Abstract

Background:Dermatophytes are a group of keratinophilic fungi worldwide, which can infect the skin, hair and nails of humans and animals. This genus includes several species that present different features of dermatophytosis. Although, laboratory diagnosis of dermatophytes is based on direct microscopy, biochemical tests and culture, these manners are expensive, time consuming and need skilled staff. Therefore, molecular methods like PCR-RFLP are the beneficial tools for identification, which are rapid and sensitive. Thus, dermatophyte species are able to generate characteristic band patterns on agarose gel electrophoresis using PCR-RFLP technique, which leads to successful identification at the species level within a 5-hour period.Objectives:The purpose of this study was to study inter- and intraspecific genomic variations for identification of clinically important dermatophyte species obtained from clinical specimens in Isfahan, Iran using PCR-RFLP.Materials and Methods:From March 2011 to August 2012, 135 clinical isolates were collected from infected patients at Isfahan, Iran.

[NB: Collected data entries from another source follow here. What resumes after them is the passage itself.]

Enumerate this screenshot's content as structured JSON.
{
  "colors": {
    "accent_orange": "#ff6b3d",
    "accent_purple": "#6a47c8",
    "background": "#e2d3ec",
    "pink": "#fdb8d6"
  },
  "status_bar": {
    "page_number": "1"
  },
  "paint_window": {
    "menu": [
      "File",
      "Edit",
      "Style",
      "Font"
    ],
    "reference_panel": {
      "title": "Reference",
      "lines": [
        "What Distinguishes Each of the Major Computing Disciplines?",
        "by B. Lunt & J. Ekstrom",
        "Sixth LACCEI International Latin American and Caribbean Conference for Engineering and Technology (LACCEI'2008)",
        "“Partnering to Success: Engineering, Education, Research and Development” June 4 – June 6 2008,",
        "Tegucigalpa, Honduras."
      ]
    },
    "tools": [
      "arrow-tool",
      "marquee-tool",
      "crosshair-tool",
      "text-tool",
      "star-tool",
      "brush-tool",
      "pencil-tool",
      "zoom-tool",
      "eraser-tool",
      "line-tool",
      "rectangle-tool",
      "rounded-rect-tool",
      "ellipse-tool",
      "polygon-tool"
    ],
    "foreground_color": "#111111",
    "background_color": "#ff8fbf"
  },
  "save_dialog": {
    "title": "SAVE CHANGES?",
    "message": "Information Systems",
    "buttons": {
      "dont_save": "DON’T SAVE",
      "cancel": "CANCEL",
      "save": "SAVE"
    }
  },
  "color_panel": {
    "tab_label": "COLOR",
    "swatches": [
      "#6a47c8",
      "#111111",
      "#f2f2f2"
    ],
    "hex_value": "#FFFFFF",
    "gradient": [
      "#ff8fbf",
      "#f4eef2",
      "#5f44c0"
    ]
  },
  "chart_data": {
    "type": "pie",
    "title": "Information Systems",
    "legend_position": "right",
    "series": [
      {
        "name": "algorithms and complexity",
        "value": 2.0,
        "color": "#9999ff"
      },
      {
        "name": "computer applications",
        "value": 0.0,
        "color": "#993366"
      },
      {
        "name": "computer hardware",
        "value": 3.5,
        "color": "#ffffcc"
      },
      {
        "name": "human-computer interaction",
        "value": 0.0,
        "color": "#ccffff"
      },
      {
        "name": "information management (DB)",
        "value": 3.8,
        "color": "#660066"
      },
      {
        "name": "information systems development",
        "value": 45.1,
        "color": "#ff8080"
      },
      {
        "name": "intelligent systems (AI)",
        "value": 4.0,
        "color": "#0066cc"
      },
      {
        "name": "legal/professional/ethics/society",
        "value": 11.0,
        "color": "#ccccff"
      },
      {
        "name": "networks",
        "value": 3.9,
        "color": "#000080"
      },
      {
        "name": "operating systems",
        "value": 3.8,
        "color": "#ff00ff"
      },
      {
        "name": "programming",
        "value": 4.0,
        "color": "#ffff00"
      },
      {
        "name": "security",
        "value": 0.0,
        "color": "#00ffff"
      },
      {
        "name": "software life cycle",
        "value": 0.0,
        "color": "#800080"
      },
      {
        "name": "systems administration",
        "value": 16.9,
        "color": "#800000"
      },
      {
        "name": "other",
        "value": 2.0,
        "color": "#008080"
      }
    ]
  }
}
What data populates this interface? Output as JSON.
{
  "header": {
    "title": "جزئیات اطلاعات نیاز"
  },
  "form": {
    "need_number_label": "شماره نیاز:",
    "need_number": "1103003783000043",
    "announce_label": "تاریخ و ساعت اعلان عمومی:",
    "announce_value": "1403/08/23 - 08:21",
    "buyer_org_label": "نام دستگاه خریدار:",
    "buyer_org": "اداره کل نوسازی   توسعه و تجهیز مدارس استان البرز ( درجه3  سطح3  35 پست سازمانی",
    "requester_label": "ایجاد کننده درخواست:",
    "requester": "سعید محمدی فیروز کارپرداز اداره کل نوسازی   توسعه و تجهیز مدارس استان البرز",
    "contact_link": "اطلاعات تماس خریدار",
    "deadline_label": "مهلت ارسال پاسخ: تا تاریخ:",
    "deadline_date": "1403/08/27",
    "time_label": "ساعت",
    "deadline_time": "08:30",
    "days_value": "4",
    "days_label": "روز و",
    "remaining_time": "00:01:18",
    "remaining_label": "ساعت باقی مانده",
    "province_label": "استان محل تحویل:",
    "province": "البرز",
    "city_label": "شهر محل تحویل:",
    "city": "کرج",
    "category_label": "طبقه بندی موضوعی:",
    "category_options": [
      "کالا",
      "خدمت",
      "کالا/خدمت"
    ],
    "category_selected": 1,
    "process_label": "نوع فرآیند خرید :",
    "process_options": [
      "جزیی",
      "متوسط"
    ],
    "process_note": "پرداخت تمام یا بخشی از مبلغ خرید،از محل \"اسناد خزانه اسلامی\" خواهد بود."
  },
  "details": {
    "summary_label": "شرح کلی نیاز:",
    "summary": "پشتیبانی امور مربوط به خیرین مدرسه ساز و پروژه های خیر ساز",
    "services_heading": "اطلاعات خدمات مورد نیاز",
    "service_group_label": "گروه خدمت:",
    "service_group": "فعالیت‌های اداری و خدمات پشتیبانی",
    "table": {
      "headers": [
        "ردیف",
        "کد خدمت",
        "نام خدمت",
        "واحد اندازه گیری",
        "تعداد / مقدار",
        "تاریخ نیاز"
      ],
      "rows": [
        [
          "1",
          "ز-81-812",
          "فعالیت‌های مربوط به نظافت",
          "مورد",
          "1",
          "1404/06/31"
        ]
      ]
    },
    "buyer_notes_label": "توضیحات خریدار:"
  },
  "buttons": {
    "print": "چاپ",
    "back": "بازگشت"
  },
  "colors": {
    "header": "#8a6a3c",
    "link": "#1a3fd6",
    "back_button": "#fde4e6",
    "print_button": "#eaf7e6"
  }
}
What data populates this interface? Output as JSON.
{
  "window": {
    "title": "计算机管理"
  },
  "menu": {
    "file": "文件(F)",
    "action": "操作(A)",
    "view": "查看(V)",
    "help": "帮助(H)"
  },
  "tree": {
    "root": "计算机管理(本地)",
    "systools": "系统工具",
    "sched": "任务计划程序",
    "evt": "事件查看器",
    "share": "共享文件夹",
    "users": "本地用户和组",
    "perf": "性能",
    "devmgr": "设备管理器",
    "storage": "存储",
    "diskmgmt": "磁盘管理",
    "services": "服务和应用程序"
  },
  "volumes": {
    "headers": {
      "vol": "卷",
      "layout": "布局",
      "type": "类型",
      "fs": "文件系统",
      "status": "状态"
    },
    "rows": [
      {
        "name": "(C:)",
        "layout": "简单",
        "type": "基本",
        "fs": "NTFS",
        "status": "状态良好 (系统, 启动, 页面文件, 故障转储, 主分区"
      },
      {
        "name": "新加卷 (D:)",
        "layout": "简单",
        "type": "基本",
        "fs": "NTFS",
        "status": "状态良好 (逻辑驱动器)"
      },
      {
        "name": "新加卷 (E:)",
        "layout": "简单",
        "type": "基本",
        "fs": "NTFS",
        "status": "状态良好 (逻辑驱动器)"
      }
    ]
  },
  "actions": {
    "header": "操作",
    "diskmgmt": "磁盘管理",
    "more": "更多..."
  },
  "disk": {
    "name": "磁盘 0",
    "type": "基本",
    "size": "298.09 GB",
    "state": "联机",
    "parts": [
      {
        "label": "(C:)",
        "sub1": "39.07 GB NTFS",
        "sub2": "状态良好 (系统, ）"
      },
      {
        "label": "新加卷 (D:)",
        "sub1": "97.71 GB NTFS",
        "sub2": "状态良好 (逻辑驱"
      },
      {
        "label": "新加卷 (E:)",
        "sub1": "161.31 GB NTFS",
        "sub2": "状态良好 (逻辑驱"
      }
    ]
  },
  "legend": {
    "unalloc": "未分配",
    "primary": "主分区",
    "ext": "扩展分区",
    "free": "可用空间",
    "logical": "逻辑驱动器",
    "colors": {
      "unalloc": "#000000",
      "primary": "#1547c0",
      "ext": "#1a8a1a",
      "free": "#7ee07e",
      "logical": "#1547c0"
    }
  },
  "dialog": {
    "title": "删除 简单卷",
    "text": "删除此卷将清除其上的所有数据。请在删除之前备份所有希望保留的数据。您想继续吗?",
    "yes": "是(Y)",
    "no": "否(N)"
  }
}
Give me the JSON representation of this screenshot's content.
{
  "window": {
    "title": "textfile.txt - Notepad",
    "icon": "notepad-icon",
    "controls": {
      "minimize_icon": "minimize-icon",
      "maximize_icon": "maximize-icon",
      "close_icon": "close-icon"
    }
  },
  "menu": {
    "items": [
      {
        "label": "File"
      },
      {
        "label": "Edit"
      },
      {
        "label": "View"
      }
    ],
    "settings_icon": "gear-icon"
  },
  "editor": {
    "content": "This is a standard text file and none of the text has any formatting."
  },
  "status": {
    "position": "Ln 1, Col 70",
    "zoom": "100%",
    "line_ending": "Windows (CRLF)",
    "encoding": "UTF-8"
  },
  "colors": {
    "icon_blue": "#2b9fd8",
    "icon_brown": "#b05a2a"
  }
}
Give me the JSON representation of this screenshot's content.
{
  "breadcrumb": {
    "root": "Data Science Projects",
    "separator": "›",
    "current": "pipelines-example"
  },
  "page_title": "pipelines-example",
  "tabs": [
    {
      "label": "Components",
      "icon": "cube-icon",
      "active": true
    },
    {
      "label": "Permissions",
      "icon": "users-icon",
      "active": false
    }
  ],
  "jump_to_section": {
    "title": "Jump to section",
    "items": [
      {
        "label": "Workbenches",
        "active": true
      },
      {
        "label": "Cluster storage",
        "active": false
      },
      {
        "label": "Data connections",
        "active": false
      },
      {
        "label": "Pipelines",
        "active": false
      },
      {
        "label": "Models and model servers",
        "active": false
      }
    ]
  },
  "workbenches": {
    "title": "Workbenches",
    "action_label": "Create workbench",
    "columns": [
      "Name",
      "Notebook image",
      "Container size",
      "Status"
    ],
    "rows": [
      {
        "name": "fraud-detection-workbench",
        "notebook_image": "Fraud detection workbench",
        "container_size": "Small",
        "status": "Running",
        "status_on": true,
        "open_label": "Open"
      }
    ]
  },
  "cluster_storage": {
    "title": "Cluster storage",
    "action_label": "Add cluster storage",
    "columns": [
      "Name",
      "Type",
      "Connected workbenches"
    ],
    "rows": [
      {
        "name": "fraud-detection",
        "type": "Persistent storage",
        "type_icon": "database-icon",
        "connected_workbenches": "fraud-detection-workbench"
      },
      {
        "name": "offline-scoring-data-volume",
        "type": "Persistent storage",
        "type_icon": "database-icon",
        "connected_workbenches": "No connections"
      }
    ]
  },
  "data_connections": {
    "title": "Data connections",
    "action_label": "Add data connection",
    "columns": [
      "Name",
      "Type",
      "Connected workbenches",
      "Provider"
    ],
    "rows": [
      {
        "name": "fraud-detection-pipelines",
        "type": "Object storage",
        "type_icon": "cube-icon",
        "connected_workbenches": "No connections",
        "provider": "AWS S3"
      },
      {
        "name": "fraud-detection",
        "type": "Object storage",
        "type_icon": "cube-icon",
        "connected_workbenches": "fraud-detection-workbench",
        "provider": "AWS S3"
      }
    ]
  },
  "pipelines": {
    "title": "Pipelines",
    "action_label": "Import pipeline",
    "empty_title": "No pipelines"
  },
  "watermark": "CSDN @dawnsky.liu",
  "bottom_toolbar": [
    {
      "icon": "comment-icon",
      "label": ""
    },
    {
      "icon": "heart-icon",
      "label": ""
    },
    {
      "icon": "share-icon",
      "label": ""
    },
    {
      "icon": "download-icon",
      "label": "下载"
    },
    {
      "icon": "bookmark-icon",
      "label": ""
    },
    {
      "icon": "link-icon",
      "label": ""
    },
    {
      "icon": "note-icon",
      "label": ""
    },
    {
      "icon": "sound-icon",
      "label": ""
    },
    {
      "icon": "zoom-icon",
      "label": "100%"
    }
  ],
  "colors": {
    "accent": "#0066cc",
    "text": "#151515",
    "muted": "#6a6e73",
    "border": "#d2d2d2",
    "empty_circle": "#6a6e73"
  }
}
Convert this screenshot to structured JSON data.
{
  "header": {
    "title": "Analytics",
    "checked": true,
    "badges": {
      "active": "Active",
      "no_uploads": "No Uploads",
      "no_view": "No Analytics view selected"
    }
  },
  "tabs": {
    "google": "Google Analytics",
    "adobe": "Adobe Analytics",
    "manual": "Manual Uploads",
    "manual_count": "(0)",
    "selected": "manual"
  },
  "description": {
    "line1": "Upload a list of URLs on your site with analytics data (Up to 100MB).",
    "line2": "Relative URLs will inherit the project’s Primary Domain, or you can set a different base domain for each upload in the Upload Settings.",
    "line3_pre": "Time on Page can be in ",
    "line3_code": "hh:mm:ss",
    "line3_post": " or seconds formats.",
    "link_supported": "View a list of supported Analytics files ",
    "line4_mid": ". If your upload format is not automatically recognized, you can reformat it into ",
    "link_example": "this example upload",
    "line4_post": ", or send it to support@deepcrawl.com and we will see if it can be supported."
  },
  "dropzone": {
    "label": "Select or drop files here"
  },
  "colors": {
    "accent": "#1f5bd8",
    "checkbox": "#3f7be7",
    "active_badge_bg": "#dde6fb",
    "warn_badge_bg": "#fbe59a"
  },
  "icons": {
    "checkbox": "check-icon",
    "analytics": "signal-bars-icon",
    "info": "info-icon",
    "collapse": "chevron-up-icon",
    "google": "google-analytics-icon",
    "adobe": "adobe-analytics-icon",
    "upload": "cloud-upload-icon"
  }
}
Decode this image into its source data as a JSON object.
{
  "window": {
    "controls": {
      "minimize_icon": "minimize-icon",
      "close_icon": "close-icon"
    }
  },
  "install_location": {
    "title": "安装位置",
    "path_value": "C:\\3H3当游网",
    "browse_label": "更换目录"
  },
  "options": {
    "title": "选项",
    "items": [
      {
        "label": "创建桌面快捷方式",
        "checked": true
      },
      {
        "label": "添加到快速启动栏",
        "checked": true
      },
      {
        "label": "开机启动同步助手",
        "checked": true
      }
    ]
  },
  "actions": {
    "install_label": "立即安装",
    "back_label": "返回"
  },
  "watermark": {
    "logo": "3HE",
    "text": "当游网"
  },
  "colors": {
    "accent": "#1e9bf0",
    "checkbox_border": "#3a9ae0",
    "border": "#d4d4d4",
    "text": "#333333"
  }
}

ITS1-5.8S-ITS2 region of rDNA was amplified using universal fungal primers. Subsequently, amplified products were digested by the MvaI restriction enzyme. Using discriminating band profiles on agarose gel, dermatophyte species were identified. However, DNA sequencing was used for unidentifiable strains.Results:The specimens were obtained from skin scrapings (70.3%), nail (24.4%) and hair (5.1%) clippings. Most patients were between 21 - 30 years and the ratio of male to female was 93/42. Trichophyton interdigitale was the commonest isolate (52.5%) in our findings, followed by Epidermophyton floccosum (24.4%), T. rubrum (16.2%), Microsporum canis (2.2%), T. erinacei (1.4%), T. violaceum (1.4%), T. tonsurans (0.7%) and M. gypseum (0.7%) based on PCR-RFLP.Conclusions:Combination of traditional methods and molecular techniques considerably improves identification of dermatophytes in the species level in clinical laboratories, which can lead to properly antifungal therapy and successful management of infections. However, restriction and specificity and sensitivity should be lowered and increased, respectively, to be useful for a wide variety of clinical applications.